Gulf of Mexico Towers
The Gulf of Mexico Towers are huge US Air Force radio relay towers scattered along Florida’s western shoreline from the Panhandle to the Keys. Lying anywhere from 10 to 20 miles offshore – well beyond the 9-mile state line marine limit – the 14 now-unused towers sit in depths of 35 to 110 feet of water.
Each tower is supported by 5 enormous round steel legs that angle at 45 degrees from just below the water line down to massive concrete pads on the seabed. The towers sit on a broad, empty seafloor plain that is nearly devoid of fish-holding structure. That’s why the underwater portions of the towers are fish magnets that draw huge numbers of fish, including large schools of big pelagic game fish and hundreds of giant Goliath Groupers.

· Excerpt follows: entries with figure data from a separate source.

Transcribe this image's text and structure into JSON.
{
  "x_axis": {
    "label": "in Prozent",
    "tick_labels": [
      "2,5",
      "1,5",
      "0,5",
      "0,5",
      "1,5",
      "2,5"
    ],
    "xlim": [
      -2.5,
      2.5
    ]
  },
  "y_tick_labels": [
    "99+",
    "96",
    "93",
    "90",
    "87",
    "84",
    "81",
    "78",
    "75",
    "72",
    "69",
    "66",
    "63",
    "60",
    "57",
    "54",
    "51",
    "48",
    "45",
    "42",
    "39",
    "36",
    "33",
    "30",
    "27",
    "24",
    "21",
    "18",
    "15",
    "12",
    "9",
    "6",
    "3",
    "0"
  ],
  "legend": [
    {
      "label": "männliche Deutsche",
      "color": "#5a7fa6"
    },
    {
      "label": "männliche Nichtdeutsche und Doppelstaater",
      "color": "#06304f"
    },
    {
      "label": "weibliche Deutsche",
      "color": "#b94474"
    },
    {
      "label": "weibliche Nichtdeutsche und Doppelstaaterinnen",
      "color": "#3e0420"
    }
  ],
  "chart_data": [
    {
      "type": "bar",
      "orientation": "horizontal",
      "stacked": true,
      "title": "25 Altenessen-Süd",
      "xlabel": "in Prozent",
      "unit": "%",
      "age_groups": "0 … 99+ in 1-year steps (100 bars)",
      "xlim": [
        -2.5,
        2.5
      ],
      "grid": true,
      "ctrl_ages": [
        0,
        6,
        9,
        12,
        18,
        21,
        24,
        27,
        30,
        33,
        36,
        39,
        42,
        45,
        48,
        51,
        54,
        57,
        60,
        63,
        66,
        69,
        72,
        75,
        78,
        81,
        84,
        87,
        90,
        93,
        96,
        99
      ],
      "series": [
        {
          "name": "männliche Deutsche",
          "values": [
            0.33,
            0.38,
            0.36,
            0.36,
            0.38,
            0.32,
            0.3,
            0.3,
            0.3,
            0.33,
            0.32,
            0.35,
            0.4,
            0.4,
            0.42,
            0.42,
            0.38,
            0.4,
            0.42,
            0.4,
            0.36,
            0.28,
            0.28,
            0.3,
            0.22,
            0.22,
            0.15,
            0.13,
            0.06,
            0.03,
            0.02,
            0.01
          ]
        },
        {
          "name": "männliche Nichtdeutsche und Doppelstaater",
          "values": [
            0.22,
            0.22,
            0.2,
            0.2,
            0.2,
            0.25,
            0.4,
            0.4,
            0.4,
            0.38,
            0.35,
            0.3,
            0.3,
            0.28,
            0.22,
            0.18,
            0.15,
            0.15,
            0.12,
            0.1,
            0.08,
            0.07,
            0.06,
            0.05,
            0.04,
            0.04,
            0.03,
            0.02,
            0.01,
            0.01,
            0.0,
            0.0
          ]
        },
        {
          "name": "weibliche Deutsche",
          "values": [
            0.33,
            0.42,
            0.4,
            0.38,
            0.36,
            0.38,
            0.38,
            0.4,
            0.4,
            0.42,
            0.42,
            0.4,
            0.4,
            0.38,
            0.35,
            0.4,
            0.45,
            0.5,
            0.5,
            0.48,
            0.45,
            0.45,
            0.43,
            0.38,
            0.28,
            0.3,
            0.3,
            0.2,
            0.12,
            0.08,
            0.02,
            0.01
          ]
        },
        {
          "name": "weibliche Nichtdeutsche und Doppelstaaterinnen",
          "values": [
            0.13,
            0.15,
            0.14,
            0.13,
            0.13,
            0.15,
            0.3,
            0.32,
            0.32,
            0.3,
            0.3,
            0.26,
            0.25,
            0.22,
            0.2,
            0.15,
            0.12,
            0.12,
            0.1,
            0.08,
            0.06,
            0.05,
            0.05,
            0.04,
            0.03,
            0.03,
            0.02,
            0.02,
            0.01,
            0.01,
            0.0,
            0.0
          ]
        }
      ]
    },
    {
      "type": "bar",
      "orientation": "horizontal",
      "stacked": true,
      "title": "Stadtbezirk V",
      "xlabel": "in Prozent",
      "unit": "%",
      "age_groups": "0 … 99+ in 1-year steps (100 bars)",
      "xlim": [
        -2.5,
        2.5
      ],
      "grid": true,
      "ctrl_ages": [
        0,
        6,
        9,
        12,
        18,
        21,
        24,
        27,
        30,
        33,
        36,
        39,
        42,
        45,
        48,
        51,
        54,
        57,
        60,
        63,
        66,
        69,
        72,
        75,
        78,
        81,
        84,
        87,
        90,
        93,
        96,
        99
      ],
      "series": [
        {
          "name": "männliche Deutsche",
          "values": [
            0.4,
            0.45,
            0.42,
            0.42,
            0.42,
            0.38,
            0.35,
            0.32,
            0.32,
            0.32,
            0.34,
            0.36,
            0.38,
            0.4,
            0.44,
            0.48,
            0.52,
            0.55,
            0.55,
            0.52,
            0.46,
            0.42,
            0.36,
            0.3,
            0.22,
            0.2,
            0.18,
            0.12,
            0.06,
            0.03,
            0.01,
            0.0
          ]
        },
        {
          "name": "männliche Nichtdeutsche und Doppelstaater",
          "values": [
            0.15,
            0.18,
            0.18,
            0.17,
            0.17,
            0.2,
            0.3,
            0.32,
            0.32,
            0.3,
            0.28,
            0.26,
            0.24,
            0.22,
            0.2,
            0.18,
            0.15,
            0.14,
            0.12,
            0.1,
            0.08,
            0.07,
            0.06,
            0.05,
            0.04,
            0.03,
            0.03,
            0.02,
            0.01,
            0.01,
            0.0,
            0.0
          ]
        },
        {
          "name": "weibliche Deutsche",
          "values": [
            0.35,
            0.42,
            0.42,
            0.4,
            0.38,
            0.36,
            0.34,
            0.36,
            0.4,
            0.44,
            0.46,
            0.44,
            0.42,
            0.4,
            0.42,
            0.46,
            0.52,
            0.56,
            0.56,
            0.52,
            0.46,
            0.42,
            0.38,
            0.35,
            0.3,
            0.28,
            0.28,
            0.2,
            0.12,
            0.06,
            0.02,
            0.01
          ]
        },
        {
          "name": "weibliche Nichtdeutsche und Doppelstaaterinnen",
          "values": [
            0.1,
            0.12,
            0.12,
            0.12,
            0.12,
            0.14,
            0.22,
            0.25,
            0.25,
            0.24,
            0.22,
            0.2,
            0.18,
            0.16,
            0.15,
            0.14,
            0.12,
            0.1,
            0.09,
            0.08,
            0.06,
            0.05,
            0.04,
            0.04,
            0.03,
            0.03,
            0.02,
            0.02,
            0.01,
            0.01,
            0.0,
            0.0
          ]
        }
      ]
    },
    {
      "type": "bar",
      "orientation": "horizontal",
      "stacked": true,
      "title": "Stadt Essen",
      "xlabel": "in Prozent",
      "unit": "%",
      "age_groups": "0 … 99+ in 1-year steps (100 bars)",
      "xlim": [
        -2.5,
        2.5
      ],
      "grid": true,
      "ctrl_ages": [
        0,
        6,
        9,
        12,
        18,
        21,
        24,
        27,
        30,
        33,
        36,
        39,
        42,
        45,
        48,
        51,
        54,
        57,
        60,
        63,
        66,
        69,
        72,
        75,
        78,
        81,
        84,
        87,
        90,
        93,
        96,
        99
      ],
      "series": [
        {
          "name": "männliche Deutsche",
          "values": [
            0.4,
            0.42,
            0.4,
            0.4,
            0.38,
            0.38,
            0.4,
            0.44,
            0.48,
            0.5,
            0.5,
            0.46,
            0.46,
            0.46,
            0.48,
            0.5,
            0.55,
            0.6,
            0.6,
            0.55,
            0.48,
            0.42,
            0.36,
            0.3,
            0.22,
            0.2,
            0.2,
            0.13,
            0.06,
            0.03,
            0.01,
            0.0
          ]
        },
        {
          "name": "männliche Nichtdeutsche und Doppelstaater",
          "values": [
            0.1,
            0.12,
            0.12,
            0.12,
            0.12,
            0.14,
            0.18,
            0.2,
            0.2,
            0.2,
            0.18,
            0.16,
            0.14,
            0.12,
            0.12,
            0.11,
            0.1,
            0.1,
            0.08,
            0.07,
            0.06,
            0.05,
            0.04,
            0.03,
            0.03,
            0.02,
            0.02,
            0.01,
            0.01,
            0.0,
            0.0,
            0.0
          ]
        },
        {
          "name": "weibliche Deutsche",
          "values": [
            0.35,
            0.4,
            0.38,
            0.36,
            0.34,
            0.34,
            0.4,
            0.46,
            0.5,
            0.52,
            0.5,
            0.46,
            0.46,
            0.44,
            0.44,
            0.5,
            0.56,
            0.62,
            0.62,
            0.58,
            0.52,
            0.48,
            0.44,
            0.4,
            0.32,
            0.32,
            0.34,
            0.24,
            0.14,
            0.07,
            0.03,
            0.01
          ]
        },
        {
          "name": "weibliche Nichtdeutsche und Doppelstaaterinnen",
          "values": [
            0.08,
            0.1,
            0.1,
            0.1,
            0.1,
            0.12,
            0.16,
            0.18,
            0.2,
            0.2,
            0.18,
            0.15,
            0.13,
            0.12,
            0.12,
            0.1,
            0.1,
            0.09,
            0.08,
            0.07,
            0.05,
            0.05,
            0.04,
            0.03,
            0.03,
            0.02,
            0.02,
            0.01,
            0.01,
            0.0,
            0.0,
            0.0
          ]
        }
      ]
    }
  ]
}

The towers are so distant and isolated that few sportfishing boats visit them. Moreover, to legally fish and keep any catch in the federal waters in which the towers stand, a Federal Gulf of Mexico Charter Boat Fishing Permit is required. Only a few Key West Charter Fishing operators have the experience and expertise it takes to get the Federal Permit and take advantage of the pristine fishing grounds that lie around the towers.
Dropping bait into the sheltered waters around the legs of the towers all but ensures fast action and a bountiful catch of bottom fish like Snapper, Spadefish, Grouper and more. Fish that like to hunt above and around deep-water structure – Permit, Jack Crevalle, Cobia, and Great Barracuda – are present in large schools. The big pelagics including Sailfish, Kingfish, and Wahoo move through in season, and several Shark species are common.
There are plenty of fish on any of the Towers in every season, and uncrowded waters mean light fishing pressure, plenty of fishing space, and endless numbers of hungry gamefish waiting below. Hooking up with a properly-licensed captain and taking the long run out to one of the Gulf Towers offers one of the Florida Keys’ best sportfishing experiences.